Kinder an die Macht:Kleine Einmischung

In Fasangarten dürfen Grundschüler mitreden, wie sich der Stadtteil entwickeln soll. Sie erarbeiten dabei nach Rundgängen im Viertel Anträge, welche sie beim Kinder- und Jugendforum am 2. März im Cincinnati-Kino Politikern und Behördenvertretern vortragen werden

Von Irini Bafas, Fasangarten

Kilian schüttelt den Kopf. Nein, sagt der Zehnjährige, ihn habe noch nie jemand gefragt, wie er sein Wohnviertel am liebsten hätte. Er schlüpft in seine Stiefel und zieht die grüne Winterjacke an. Er wird gleich mit seinen Mitschülern aus der vierten Klasse die Umgebung ablaufen und fotografieren. Hier, in der Siedlung am Perlacher Forst, gehen sie zur Schule und ins Kino, toben auf Spielplätzen, fahren Fahrrad. Die Siedlung ist ihr Zuhause.

Kinder an die Macht: Auf Dokumentations-Tour: Mit der Kamera bewaffnet begleitet Projektleiterin Marion Schäfer die Kinder durchs Viertel.

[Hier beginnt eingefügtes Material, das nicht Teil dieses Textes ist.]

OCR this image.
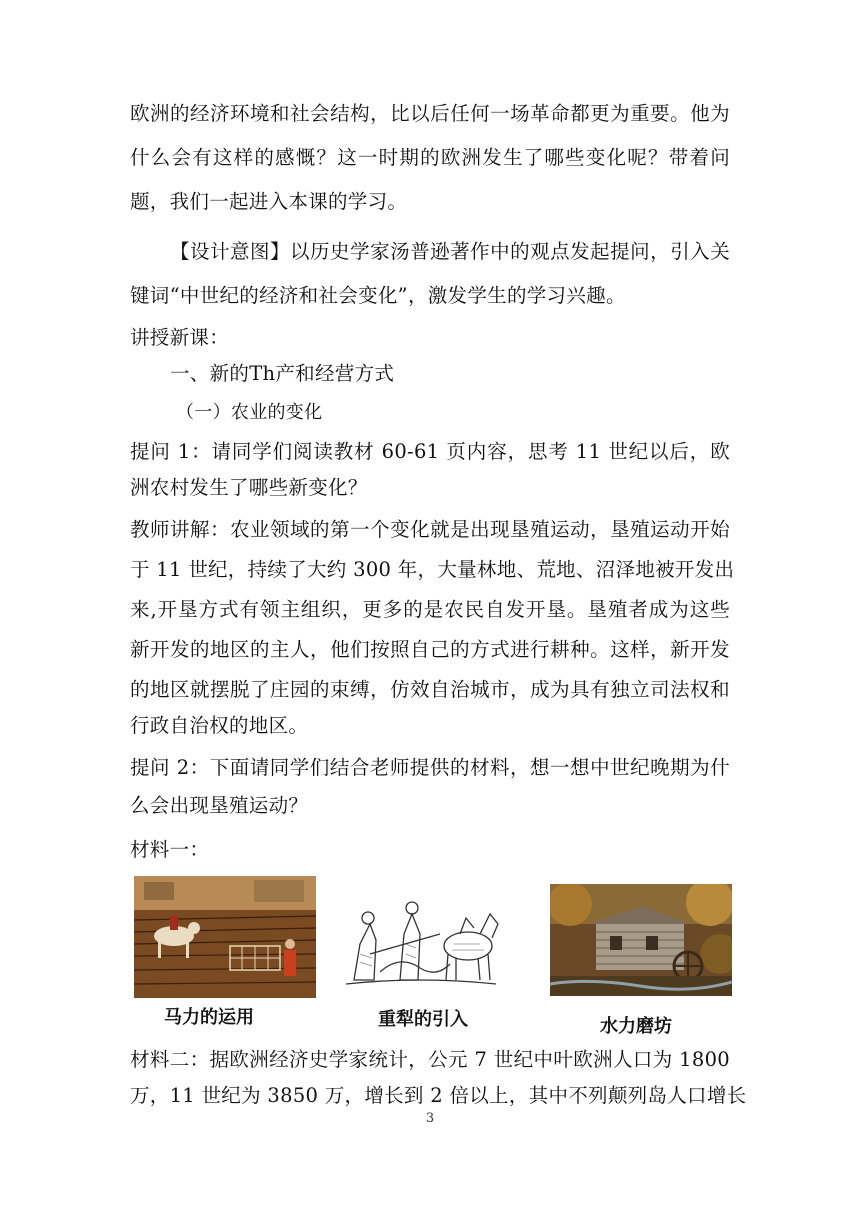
欧洲的经济环境和社会结构，比以后任何一场革命都更为重要。他为
什么会有这样的感慨？这一时期的欧洲发生了哪些变化呢？带着问
题，我们一起进入本课的学习。
【设计意图】以历史学家汤普逊著作中的观点发起提问，引入关
键词“中世纪的经济和社会变化”，激发学生的学习兴趣。
讲授新课：
一、新的Th产和经营方式
（一）农业的变化
提问 1：请同学们阅读教材 60-61 页内容，思考 11 世纪以后，欧
洲农村发生了哪些新变化？
教师讲解：农业领域的第一个变化就是出现垦殖运动，垦殖运动开始
于 11 世纪，持续了大约 300 年，大量林地、荒地、沼泽地被开发出
来,开垦方式有领主组织，更多的是农民自发开垦。垦殖者成为这些
新开发的地区的主人，他们按照自己的方式进行耕种。这样，新开发
的地区就摆脱了庄园的束缚，仿效自治城市，成为具有独立司法权和
行政自治权的地区。
提问 2：下面请同学们结合老师提供的材料，想一想中世纪晚期为什
么会出现垦殖运动？
材料一：
马力的运用	重犁的引入	水力磨坊
材料二：据欧洲经济史学家统计，公元 7 世纪中叶欧洲人口为 1800
万，11 世纪为 3850 万，增长到 2 倍以上，其中不列颠列岛人口增长
3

Auf Dokumentations-Tour: Mit der Kamera bewaffnet begleitet Projektleiterin Marion Schäfer die Kinder durchs Viertel.

(Foto: Robert Haas)

Der Spaziergang durch das Viertel soll die Schüler auf das Kinder- und Jugendforum am 2. März im Cincinnati-Kino vorbereiten. Dort diskutieren sie mit Vertretern aus Politik, Stadtverwaltung und der Bundesanstalt für Immobilienaufgaben (Bima) über die Entwicklung des Stadtteils. Sie dürfen Anträge stellen und Antworten auf ihre Fragen einfordern. "Die Kinder lernen so, was Demokratie ist", sagt Marion Schäfer vom Verein Kultur und Spielraum. Sie organisiert mit der Freizeitstätte Red Dragon die Projektwoche; Schüler der Lincolnschule und der Mittelschule an der Cincinnatistraße nehmen teil. Zu den offenen Spaziergängen sind außerdem alle Kinder zwischen neun und 16 Jahren eingeladen, die in der Siedlung leben. An diesem Freitag, 23. Februar, startet die Tour um 15 Uhr am Red Dragon.

Kinder an die Macht: Die Kinder notieren Gefahrenstellen auf kleinen Fähnchen.

Die Kinder notieren Gefahrenstellen auf kleinen Fähnchen.

(Foto: Robert Haas)

Bei dem Projekt geht es nicht nur darum, den Kindern eine Stimme zu geben. Es geht auch darum, ihnen zu zeigen, dass es sich lohnt, sich zu beteiligen. Wer früh lernt, dass seine Stimme zählt, engagiert sich später vielleicht auch mehr. Deshalb sei es wichtig, einige Wünsche der Kinder auch umzusetzen, sagt Schäfer. "Sonst frustrieren wir sie nur."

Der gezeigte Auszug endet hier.